Why Obama and the Democrats Will Have More Trouble Than They Think

Sunday’s Washington Post says the Obama team is aiming at all 50 states, trying to give lots of help to down-ballot elections. But an Obama presence tied up with a Democrat running for congress in – let’s say – northern Mississippi is bad news. In fact, it’s doing the Republicans’ job for them. The Republican strategy in those kinds of districts is to paint the Dem candidate as part of the Obama Dem party – which his just too liberal to be appealing. And the only reason the Dems won in – let’s say – northern Mississippi, taking a GOP seat, is that the Republican claim was unconvincing. If Travis Childers had been seen with the Obama campaign, the fact that he thinks like a conservative Republican wouldn’t have much mattered.

The Obama plan begins with victories in Kerry-voting states, and then adds 18 electoral votes somewhere. But what happens to the plan if it doesn’t begin correctly?

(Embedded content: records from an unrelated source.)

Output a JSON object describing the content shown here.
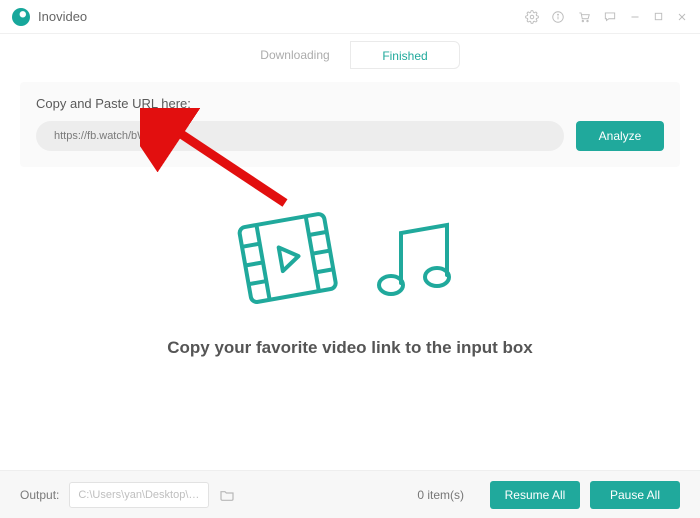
{
  "app": {
    "title": "Inovideo"
  },
  "tabs": {
    "downloading": "Downloading",
    "finished": "Finished"
  },
  "panel": {
    "label": "Copy and Paste URL here:",
    "url_value": "https://fb.watch/bWxM93...",
    "analyze": "Analyze"
  },
  "center": {
    "caption": "Copy your favorite video link to the input box"
  },
  "footer": {
    "output_label": "Output:",
    "path": "C:\\Users\\yan\\Desktop\\te...",
    "items": "0 item(s)",
    "resume": "Resume All",
    "pause": "Pause All"
  }
}
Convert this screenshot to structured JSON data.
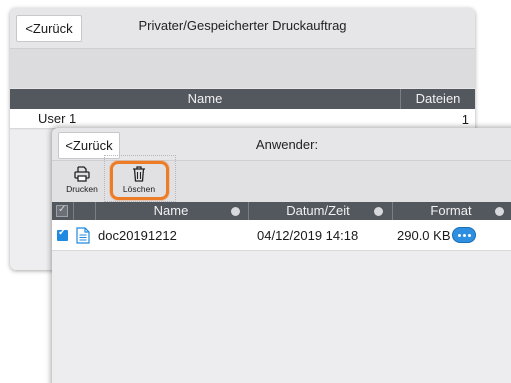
{
  "back_window": {
    "back_label": "<Zurück",
    "title": "Privater/Gespeicherter Druckauftrag",
    "columns": {
      "name": "Name",
      "files": "Dateien"
    },
    "rows": [
      {
        "name": "User 1",
        "files": "1"
      }
    ]
  },
  "front_window": {
    "back_label": "<Zurück",
    "title": "Anwender:",
    "toolbar": {
      "print_label": "Drucken",
      "delete_label": "Löschen"
    },
    "columns": {
      "name": "Name",
      "date": "Datum/Zeit",
      "format": "Format"
    },
    "rows": [
      {
        "checked": true,
        "name": "doc20191212",
        "date": "04/12/2019 14:18",
        "size": "290.0 KB"
      }
    ]
  },
  "colors": {
    "header_bg": "#53575e",
    "accent_orange": "#ec7c25",
    "accent_blue": "#1f8ae0"
  },
  "icons": [
    "printer-icon",
    "trash-icon",
    "document-icon",
    "more-options-icon",
    "checkbox-icon",
    "sort-icon"
  ]
}
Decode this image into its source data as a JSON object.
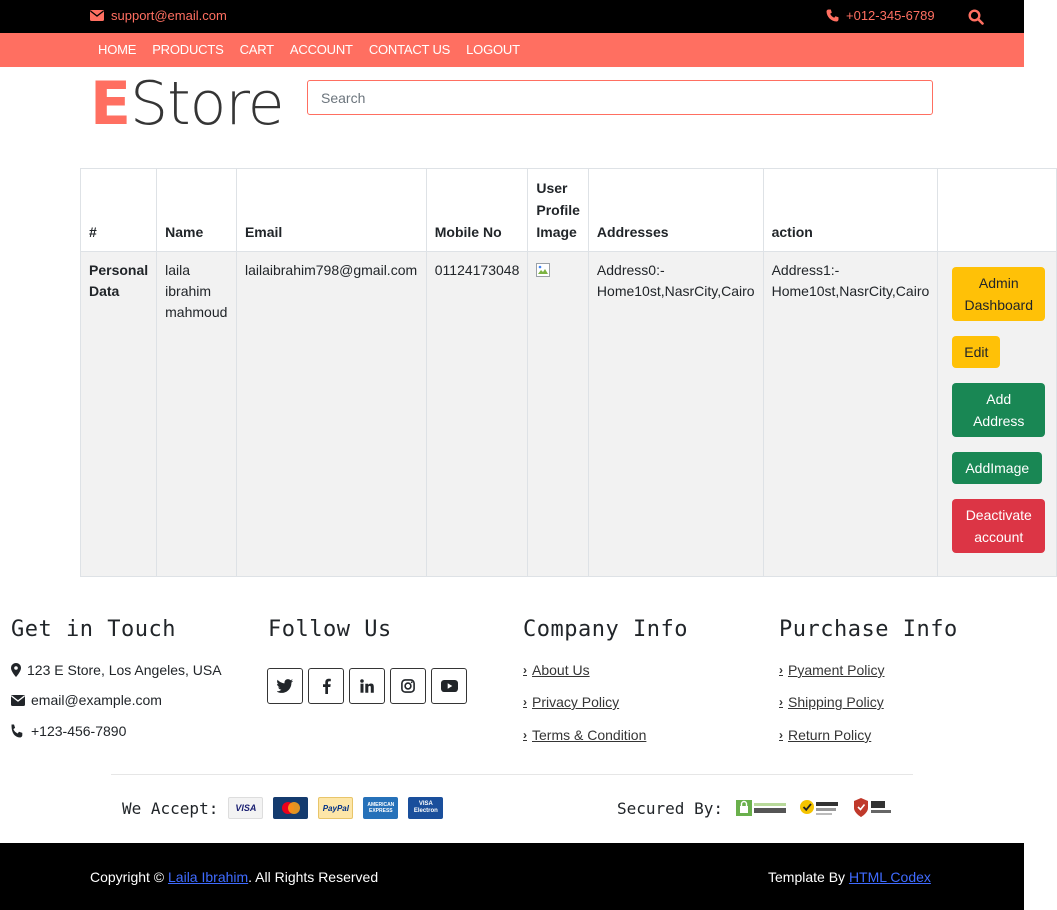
{
  "topbar": {
    "email": "support@email.com",
    "phone": "+012-345-6789"
  },
  "nav": [
    "HOME",
    "PRODUCTS",
    "CART",
    "ACCOUNT",
    "CONTACT US",
    "LOGOUT"
  ],
  "logo": {
    "first": "E",
    "rest": "Store"
  },
  "search": {
    "placeholder": "Search",
    "value": ""
  },
  "table": {
    "headers": [
      "#",
      "Name",
      "Email",
      "Mobile No",
      "User Profile Image",
      "Addresses",
      "action"
    ],
    "row": {
      "label": "Personal Data",
      "name": "laila ibrahim mahmoud",
      "email": "lailaibrahim798@gmail.com",
      "mobile": "01124173048",
      "address0": "Address0:- Home10st,NasrCity,Cairo",
      "address1": "Address1:- Home10st,NasrCity,Cairo"
    },
    "actions": {
      "admin": "Admin Dashboard",
      "edit": "Edit",
      "add_address": "Add Address",
      "add_image": "AddImage",
      "deactivate": "Deactivate account"
    }
  },
  "footer": {
    "touch": {
      "title": "Get in Touch",
      "address": "123 E Store, Los Angeles, USA",
      "email": "email@example.com",
      "phone": "+123-456-7890"
    },
    "follow": {
      "title": "Follow Us"
    },
    "company": {
      "title": "Company Info",
      "links": [
        "About Us",
        "Privacy Policy",
        "Terms & Condition"
      ]
    },
    "purchase": {
      "title": "Purchase Info",
      "links": [
        "Pyament Policy",
        "Shipping Policy",
        "Return Policy"
      ]
    },
    "accept_label": "We Accept:",
    "secured_label": "Secured By:"
  },
  "bottom": {
    "copy_prefix": "Copyright ©",
    "copy_name": "Laila Ibrahim",
    "copy_suffix": ". All Rights Reserved",
    "template_prefix": "Template By",
    "template_name": "HTML Codex"
  },
  "colors": {
    "accent": "#ff6f61",
    "warning": "#ffc107",
    "success": "#198754",
    "danger": "#dc3545"
  }
}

McCain really does appeal to a significant chunk of Democrats (HRC backers) while Obama doesn’t pull much from the Republican side. Disaffected Republicans are flooding the country; Defecting Republicans are few and far between – in fact, they are the true elites in this race (not concerned about the populist and cultural aspects of their party to stick with it when things go bad on the high end).

Thanks to McCain’s status as a Republican peculiarity, it’s looking like the GOP will be able to count once again on Ohio and Florida. On the Dems side, however, it’s looking (more each week, it seem) like either Michigan or Pennsylvania will jump the blue-state ship. Ironically, it seems Obama’s role as a party-peculiarity will prove a serious disadvantage – totally reversing the dynamics that McCain found in a very similar role.

I still say the best move for Obama is to put the South into play. Pick Sam Nunn as a running mate, win Georgia and North Carolina, keep pushing hard out west, and reduce the catastrophic fallout from a rude move by Michigan or Pennsylvania.